Maybe Herbie falls in love with his owner or another car of his type. Maybe he develops deep mutual attachments with friends, neighbors, associates, and people he thinks of as family and who think of him the same way. Or to speak more carefully, maybe Herbie shows all the functional and behavioral signs of doing so, while society remains uncertain whether he is genuinely conscious and genuinely experiences the feelings he professes and that his companions attribute to him.

If we allow, with the liberals, that Herbie is or might well be conscious, then it's plausible that his consciousness is not simple but rich and sophisticated. He won't be exactly humanlike, of course. But will he be humanlike enough to count as a person who deserves humanlike rights? For the liberally inclined, it won't be unreasonable, I submit, to think or guess that Herbie is a person. He would then appear to deserve rights such as self-determination, emergency care, and political representation.

If there is some important aspect of humanlike consciousness that I have omitted from my description an AI analog of which is technologically feasible in the near term, stipulate that Herbie also has that feature.

An entity like Herbie would almost certainly invigorate conservatives to articulate and defend views about what he lacks that is necessary for consciousness -- some crucial functional capacity or some biological substrate that can't be replicated in silicon. And they might be entirely right! My point is not that Herbie, or some similar AI system, would actually have richly humanlike consciousness and ethical personhood. Rather, my point is that guessing that he does, and guessing that he does not, would both be reasonable. Herbie, or some alternative near-future AI system, would be a debatable person, about whom people could reasonably starkly disagree.

Ah, but maybe you think consciousness requires an act of God, to instill an immaterial soul? I imagine that a benevolent God would be delighted to give Herbie a soul, thereby making the world richer and better -- for wouldn't it be?

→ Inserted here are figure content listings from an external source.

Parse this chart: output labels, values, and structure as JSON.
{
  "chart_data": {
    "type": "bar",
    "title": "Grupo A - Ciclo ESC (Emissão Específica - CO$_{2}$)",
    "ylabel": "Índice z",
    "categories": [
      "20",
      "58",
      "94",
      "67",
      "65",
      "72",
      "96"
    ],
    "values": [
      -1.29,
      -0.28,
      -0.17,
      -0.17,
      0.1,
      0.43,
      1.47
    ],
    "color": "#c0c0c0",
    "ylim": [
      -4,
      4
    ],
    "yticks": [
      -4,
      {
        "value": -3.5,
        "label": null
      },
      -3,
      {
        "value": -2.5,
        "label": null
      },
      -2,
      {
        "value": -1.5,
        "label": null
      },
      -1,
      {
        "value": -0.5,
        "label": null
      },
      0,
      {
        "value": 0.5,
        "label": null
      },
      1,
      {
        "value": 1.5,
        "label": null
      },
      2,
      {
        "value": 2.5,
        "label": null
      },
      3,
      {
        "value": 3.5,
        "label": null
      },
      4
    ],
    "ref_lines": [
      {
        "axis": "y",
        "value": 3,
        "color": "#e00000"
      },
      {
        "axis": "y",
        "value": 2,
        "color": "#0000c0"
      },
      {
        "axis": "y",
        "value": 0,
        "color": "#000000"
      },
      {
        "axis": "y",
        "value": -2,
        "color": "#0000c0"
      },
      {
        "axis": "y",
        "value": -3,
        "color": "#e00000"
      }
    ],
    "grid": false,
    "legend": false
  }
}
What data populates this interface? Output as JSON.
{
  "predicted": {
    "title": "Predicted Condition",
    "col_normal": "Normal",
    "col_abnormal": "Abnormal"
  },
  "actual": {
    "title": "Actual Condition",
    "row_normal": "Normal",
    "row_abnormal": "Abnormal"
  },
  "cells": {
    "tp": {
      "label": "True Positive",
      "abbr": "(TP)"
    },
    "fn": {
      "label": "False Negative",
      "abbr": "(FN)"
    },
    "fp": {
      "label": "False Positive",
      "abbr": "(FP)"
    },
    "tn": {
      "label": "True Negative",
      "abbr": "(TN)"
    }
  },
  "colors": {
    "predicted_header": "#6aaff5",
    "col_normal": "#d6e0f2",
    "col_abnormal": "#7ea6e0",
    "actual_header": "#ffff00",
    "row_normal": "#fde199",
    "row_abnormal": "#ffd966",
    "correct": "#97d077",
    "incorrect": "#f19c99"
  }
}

I contend the following: Anyone who claims to know how best to think about Herbie's consciousness or its absence is overconfident. The science of consciousness is too difficult, too methodologically uncertain, and too near its beginnings. All anyone can have -- whether expert or layperson -- is a hunch or inclination, a well-informed guess, but only a guess, not knowledge. Theories of consciousness span a wide spectrum and the methodologies are dubious and often question-begging. Many views can be defended with some plausibility, but precisely for that reason, none can be defended decisively. (For more on this issue, see my forthcoming book, AI and Consciousness, where I present the detailed case for uncertainty.)